Fusion FC doesn't make any secret about its desire for excellence.
"Formed in 2011, by members of Vancouver FC and Richmond Soccer Association, Fusion FC was created to compete at the highest level of soccer in Canada," it states on its website. "BC Soccer and Vancouver Whitecaps granted Fusion FC ownership as one of the founding eight original BC Soccer Premier League (BCSPL) teams."
But when the elite Fusion Football Club Soccer Association sought a court order to operate as an affiliated member of the Vancouver Youth Soccer Association, it received the thumbs down from a B.C. Supreme Court judge.
"I note at the outset that both parties frame their positions in part on what they consider to be the best interests of youth soccer players and their families," Justice Ronald Skolrood wrote in his July 8 decision. "It is not the role of the Court to make that determination and my analysis will therefore be limited to the legal issues arising on the petition."
He noted that the governing bodies for soccer are the Canadian Soccer Association at the national level and the B.C. Soccer Association at the provincial level.
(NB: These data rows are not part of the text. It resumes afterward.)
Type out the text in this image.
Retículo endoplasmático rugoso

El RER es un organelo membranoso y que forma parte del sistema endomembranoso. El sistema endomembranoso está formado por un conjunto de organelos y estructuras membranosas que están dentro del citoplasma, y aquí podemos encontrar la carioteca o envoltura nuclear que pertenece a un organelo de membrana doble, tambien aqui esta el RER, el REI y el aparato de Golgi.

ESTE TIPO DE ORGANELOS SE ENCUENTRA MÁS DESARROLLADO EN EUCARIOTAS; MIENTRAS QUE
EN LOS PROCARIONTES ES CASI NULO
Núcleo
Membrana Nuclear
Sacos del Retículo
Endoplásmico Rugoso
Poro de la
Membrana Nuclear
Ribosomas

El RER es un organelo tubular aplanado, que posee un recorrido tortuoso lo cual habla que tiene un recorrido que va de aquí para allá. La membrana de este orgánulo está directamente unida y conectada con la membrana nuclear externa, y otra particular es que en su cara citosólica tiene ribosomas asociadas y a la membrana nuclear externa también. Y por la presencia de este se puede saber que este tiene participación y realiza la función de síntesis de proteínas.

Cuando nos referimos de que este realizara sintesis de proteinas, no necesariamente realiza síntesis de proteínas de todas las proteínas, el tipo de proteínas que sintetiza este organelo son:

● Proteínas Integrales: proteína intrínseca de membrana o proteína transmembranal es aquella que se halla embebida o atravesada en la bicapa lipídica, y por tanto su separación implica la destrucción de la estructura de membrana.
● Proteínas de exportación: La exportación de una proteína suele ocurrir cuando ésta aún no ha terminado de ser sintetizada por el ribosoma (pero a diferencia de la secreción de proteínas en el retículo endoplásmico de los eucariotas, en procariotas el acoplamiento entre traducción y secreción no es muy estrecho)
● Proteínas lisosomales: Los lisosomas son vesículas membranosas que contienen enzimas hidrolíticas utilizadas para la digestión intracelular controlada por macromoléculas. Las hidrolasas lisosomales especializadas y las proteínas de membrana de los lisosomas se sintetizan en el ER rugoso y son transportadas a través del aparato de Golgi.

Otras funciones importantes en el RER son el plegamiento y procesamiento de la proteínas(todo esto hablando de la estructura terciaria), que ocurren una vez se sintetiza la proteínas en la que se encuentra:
Skolrood went on to explain that there are in-club leagues, which involve games between teams with the same club, often involving younger players.
Inter-district leagues are generally for older players, with games between clubs from different youth districts.
The highest level is the B.C. Soccer Premier League, which has elite-level youth teams not governed by district soccer associations, even though they're under the supervision of B.C. Soccer.
The respondent in the court case, the Vancouver Youth Soccer Association, is a district soccer group for Vancouver and the University Endowment Lands. It has seven affiliated clubs in different areas of the city.
According to the court decision, Fusion FC and one of the Vancouver Youth Soccer Association's members—Vancouver FC Football Clug—discussed a possible merger in 2020.
But the Vancouver Youth Soccer Association opposed the amalgamation. That decision was upheld by a B.C. Soccer appeal panel.
The Vancouver Youth Soccer Association maintained in court that because Fusion FC did not appeal B.C. Soccer's decision to the Canadian Soccer Association, it "amounts to a collateral attack on the administrative processes of BC Soccer".
Skolrood dismissed this argument, noting in his decision that the association "provided minimal evidence about the CSA's appellate jurisdiction or role".
Nevertheless, Skolrood still ruled in favour of the Vancouver Youth Soccer Association, noting that there was nothing in the history of VFC or in its relationship with the association to support the "expectations alleged" by Fusion FC.
As a result, Skolrood concluded that there was nothing "oppressive or unfairly prejudicial" in the Vancouver Youth Soccer Association's decision not to grant Fusion FC's wishes.